Launceston sits at the base of the South Esk and North Esk rivers. Melting snow from the island’s mountains, coupled with heavy rainfall, has triggered the intense flooding.

An estimated 510,000 people live on the island of Tasmania, which lies 150 miles from the Australian coast, and is one of six states in the Commonwealth of Australia. The small Jewish community numbers fewer than 500, and the Gordons, who direct Chabad of Tasmania, keep in contact with many of them.

“We helped people who needed to evacuate find places to go so they can stay out of the public shelters. And we called people we know in the area to confirm that everyone was OK,” reported Gordon. “We had a woman who needed to get to the hospital last night, and with many bridges and road closed, we had to find a route that was not flooded. A 20-minute ride to the hospital can now take an hour-and-a-half.

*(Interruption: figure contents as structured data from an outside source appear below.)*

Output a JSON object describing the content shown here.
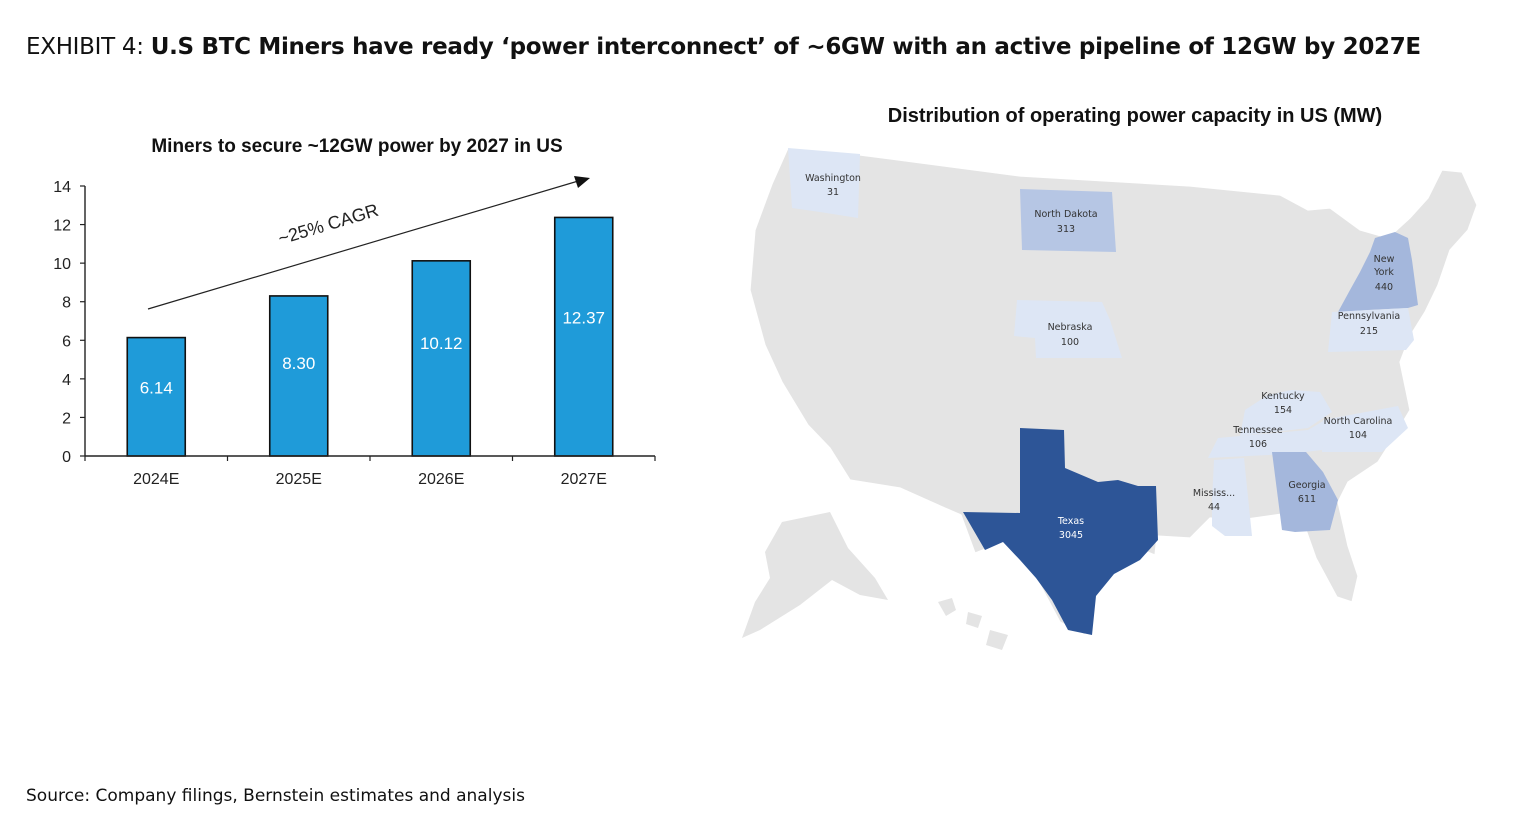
{
  "exhibit": {
    "prefix": "EXHIBIT 4: ",
    "headline": "U.S BTC Miners have ready ‘power interconnect’ of ~6GW with an active pipeline of 12GW by 2027E"
  },
  "source": "Source: Company filings, Bernstein estimates and analysis",
  "chart_data": [
    {
      "type": "bar",
      "title": "Miners to secure ~12GW power by 2027 in US",
      "categories": [
        "2024E",
        "2025E",
        "2026E",
        "2027E"
      ],
      "values": [
        6.14,
        8.3,
        10.12,
        12.37
      ],
      "value_labels": [
        "6.14",
        "8.30",
        "10.12",
        "12.37"
      ],
      "ylim": [
        0,
        14
      ],
      "yticks": [
        0,
        2,
        4,
        6,
        8,
        10,
        12,
        14
      ],
      "xlabel": "",
      "ylabel": "",
      "annotation": "~25% CAGR",
      "bar_color": "#1f9bd9",
      "grid": false
    },
    {
      "type": "map",
      "title": "Distribution of operating power capacity in US (MW)",
      "regions": [
        {
          "name": "Washington",
          "value": 31
        },
        {
          "name": "North Dakota",
          "value": 313
        },
        {
          "name": "New York",
          "value": 440
        },
        {
          "name": "Pennsylvania",
          "value": 215
        },
        {
          "name": "Nebraska",
          "value": 100
        },
        {
          "name": "Kentucky",
          "value": 154
        },
        {
          "name": "Tennessee",
          "value": 106
        },
        {
          "name": "North Carolina",
          "value": 104
        },
        {
          "name": "Mississ...",
          "value": 44
        },
        {
          "name": "Georgia",
          "value": 611
        },
        {
          "name": "Texas",
          "value": 3045
        }
      ],
      "colors": {
        "base": "#e4e4e4",
        "low": "#dde6f5",
        "mid": "#b6c6e4",
        "high": "#a4b7dc",
        "max": "#2d5597"
      }
    }
  ]
}
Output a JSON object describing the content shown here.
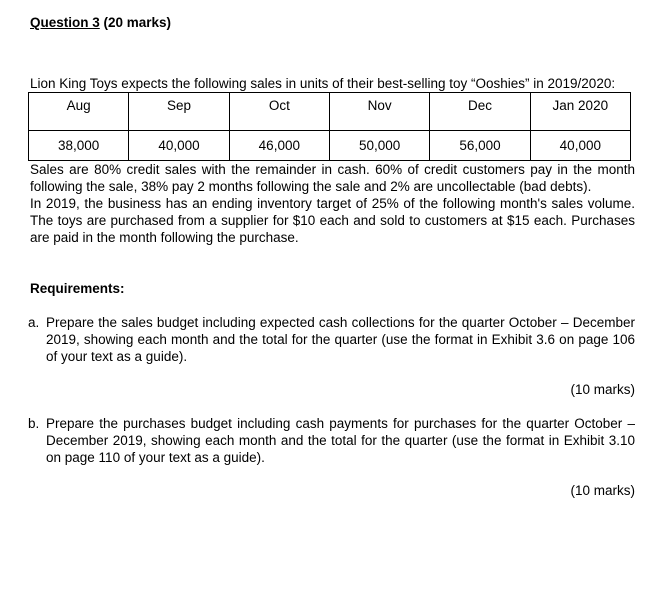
{
  "doc": {
    "heading": {
      "title": "Question 3",
      "marks": " (20 marks)"
    },
    "intro": "Lion King Toys expects the following sales in units of their best-selling toy “Ooshies” in 2019/2020:",
    "sales_table": {
      "headers": [
        "Aug",
        "Sep",
        "Oct",
        "Nov",
        "Dec",
        "Jan 2020"
      ],
      "values": [
        "38,000",
        "40,000",
        "46,000",
        "50,000",
        "56,000",
        "40,000"
      ]
    },
    "para_sales": "Sales are 80% credit sales with the remainder in cash.  60% of credit customers pay in the month following the sale, 38% pay 2 months following the sale and 2% are uncollectable (bad debts).",
    "para_inventory": "In 2019, the business has an ending inventory target of 25% of the following month's sales volume.  The toys are purchased from a supplier for $10 each and sold to customers at $15 each.  Purchases are paid in the month following the purchase.",
    "requirements_label": "Requirements:",
    "requirements": [
      {
        "letter": "a.",
        "text": "Prepare the sales budget including expected cash collections for the quarter October – December 2019, showing each month and the total for the quarter (use the format in Exhibit 3.6 on page 106 of your text as a guide).",
        "marks": "(10 marks)"
      },
      {
        "letter": "b.",
        "text": "Prepare the purchases budget including cash payments for purchases for the quarter October – December 2019, showing each month and the total for the quarter (use the format in Exhibit 3.10 on page 110 of your text as a guide).",
        "marks": "(10 marks)"
      }
    ]
  }
}
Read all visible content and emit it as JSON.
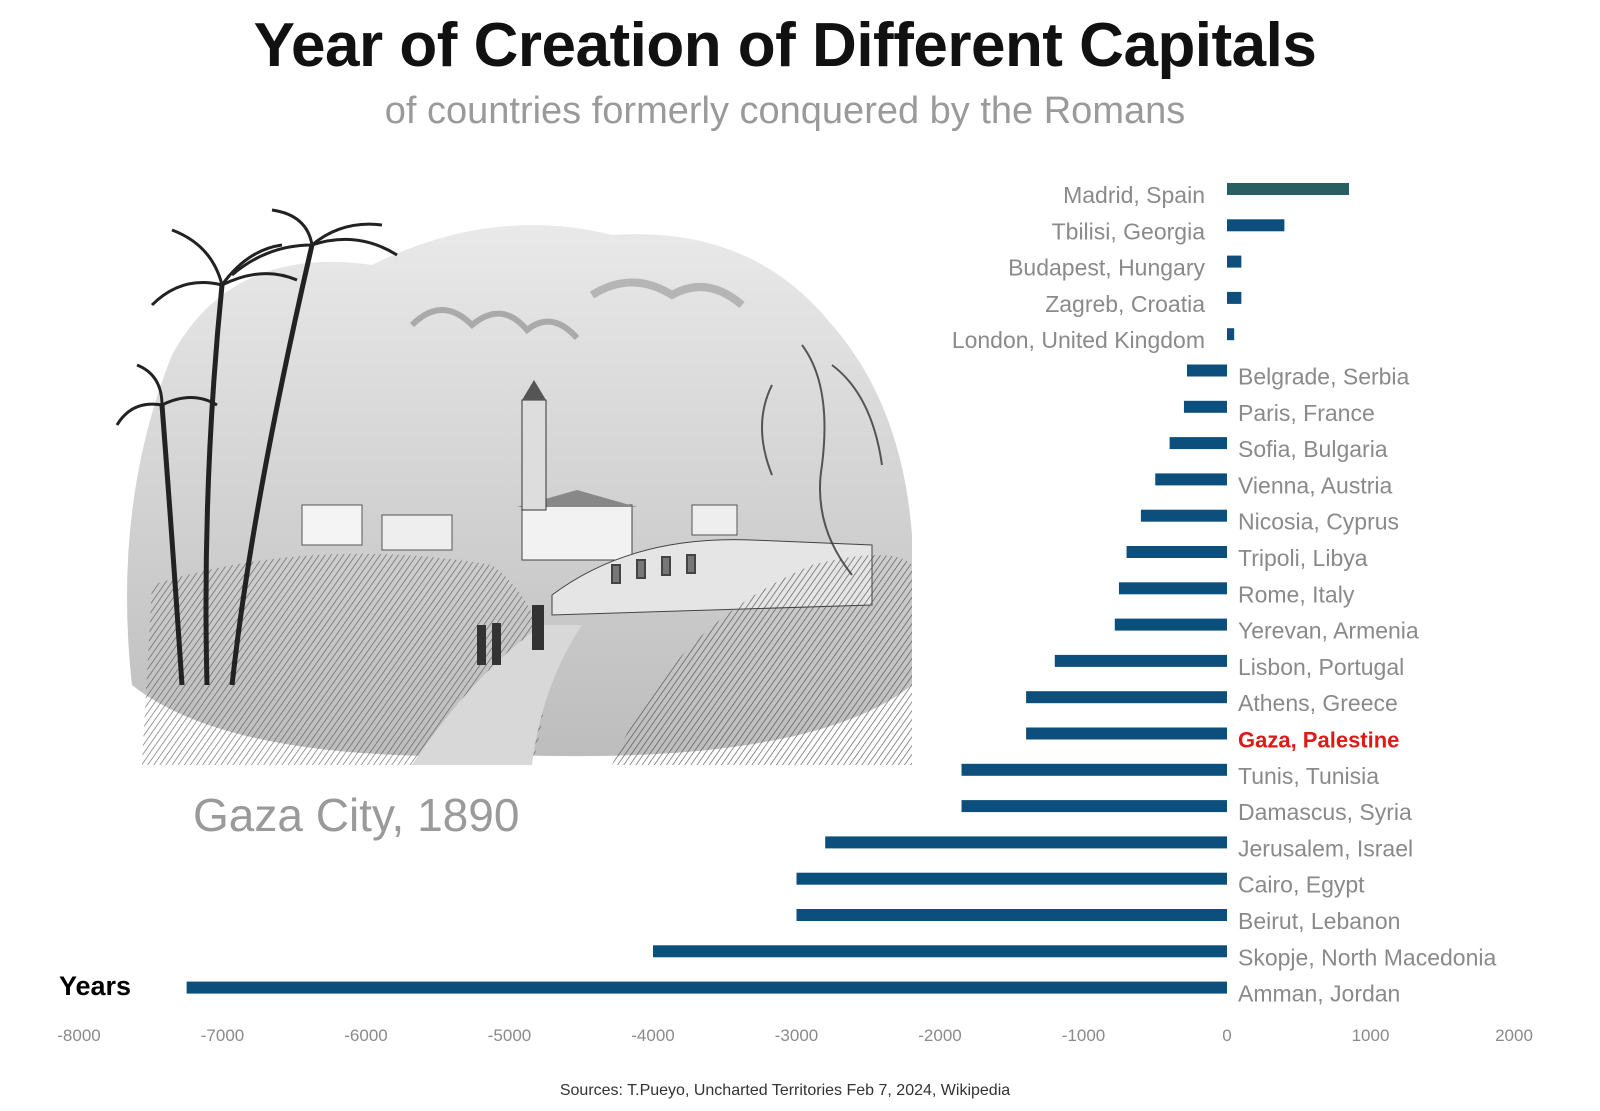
{
  "title": "Year of Creation of Different Capitals",
  "subtitle": "of countries formerly conquered by the Romans",
  "illustration": {
    "caption": "Gaza City, 1890"
  },
  "sources": "Sources: T.Pueyo, Uncharted Territories Feb 7, 2024, Wikipedia",
  "colors": {
    "bar": "#0d4f7c",
    "bar_top": "#275f63",
    "highlight": "#e01818",
    "label": "#8a8a8a",
    "axis_label": "#000000"
  },
  "chart_data": {
    "type": "bar",
    "orientation": "horizontal",
    "xlabel": "Years",
    "xlim": [
      -8000,
      2000
    ],
    "xticks": [
      "-8000",
      "-7000",
      "-6000",
      "-5000",
      "-4000",
      "-3000",
      "-2000",
      "-1000",
      "0",
      "1000",
      "2000"
    ],
    "highlight": "Gaza, Palestine",
    "categories": [
      "Madrid, Spain",
      "Tbilisi, Georgia",
      "Budapest, Hungary",
      "Zagreb, Croatia",
      "London, United Kingdom",
      "Belgrade, Serbia",
      "Paris, France",
      "Sofia, Bulgaria",
      "Vienna, Austria",
      "Nicosia, Cyprus",
      "Tripoli, Libya",
      "Rome, Italy",
      "Yerevan, Armenia",
      "Lisbon, Portugal",
      "Athens, Greece",
      "Gaza, Palestine",
      "Tunis, Tunisia",
      "Damascus, Syria",
      "Jerusalem, Israel",
      "Cairo, Egypt",
      "Beirut, Lebanon",
      "Skopje, North Macedonia",
      "Amman, Jordan"
    ],
    "values": [
      850,
      400,
      100,
      100,
      50,
      -279,
      -300,
      -400,
      -500,
      -600,
      -700,
      -753,
      -782,
      -1200,
      -1400,
      -1400,
      -1850,
      -1850,
      -2800,
      -3000,
      -3000,
      -4000,
      -7250
    ]
  }
}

“And people whose businesses are under water need to wait until it goes down before they can begin to assess the damages,” he continued. As of Thursday, that seemed to be happening; the waters were subsiding.

Launceston isn’t the only area dealing with the situation. Gordon noted that the floods hit other towns as well, such as Longford, Latrobe and Evandale. “Other places where we know Jewish individuals were impacted,” he said, adding that “they have been contacted, and are safe and accounted for.”

Fortunately, the historic Launceston Synagogue on St. John’s Street, which is slated for renovation in the coming months, stands away from the flood zone and is not impacted by the water. Australia’s second-oldest synagogue and a heritage-listed building, it has recently been used again for services, bar mitzvahs and other events, prompted in large part by the presence of the Gordons.